BUDAPEST — L’ÉQUIPÉE DU ROI CHARLES

François-Joseph est mort. Charles IV est en exil. Les Habsbourg remonteront-ils sur le trône ? L’occasion est bonne de retracer ici « l’équipée du roi Charles, » d’après les témoignages que j’ai pu recueillir sur place et les documents qui m’ont été communiqués à Vienne et à Budapest.

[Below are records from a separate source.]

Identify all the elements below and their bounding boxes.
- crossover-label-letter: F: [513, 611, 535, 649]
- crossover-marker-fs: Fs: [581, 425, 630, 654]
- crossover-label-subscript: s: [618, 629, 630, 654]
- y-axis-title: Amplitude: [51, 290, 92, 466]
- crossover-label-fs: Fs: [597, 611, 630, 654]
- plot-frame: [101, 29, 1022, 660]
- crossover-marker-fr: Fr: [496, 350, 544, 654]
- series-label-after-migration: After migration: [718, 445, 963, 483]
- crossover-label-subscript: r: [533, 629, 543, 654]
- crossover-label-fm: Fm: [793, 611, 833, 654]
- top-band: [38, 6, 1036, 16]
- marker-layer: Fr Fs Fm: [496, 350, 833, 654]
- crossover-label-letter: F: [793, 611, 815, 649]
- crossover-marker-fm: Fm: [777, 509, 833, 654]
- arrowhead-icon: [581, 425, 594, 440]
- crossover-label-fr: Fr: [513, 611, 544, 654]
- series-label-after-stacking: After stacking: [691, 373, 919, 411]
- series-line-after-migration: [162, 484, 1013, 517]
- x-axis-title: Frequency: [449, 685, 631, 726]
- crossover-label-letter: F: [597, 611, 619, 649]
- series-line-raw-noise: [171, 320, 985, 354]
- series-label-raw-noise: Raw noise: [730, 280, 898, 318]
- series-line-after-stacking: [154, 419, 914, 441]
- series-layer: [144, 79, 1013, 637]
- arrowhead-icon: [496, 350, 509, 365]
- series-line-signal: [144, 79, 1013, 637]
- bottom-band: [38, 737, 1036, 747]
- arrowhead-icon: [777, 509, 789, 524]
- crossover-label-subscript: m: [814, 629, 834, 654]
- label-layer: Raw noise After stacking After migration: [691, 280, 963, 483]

C’est, m’assure-t-on, dans les salons de l’aristocratie qu’est née l’idée d’une restauration des Habsbourg en Hongrie. Ce sont des femmes qui ont travaillé à la faire aboutir. Flattées d’avoir un rôle dans une affaire secrète et d’importance, elles ont voulu, comme d’autres chez nous aux XVIIe et XVIIIe siècles, jouer à la vie politique ; elles ont poussé le roi Charles à la plus folle des entreprises ; ce qui est plus grave, elles ont failli précipiter, de nouveau, les peuples dans la douleur et dans la ruine.


* * *

On est à la fin de la Semaine Sainte. Nul n’a été averti, parmi les plus fidèles partisans de l’ancien Roi. Secret absolu. On ne doit apprendre le retour de Charles IV que lorsqu’il sera rentré dans sa capitale et aura obligé les membres du Gouvernement à se retirer. Le président du Conseil, comte Téléki, est absent de Bude. Depuis le mercredi saint, 23 mars, il est en déplacement de chasse chez le comte Sigray, dont le château se trouve à quelque distance de Szombathely. Il y séjourne avec des amis et M. Graudsmith, commissaire américain à Budapest.

Brusquement, dans la nuit du 25 au 26, on vient le réveiller. Une carte lui est remise qui porte ces mots écrits à la hâte : « Venez vite ; un grand malheur est arrivé. » Téléki ne sait qu’imaginer. Lui-même dira par la suite : « Je pensais que l’amiral Horthy était mort… »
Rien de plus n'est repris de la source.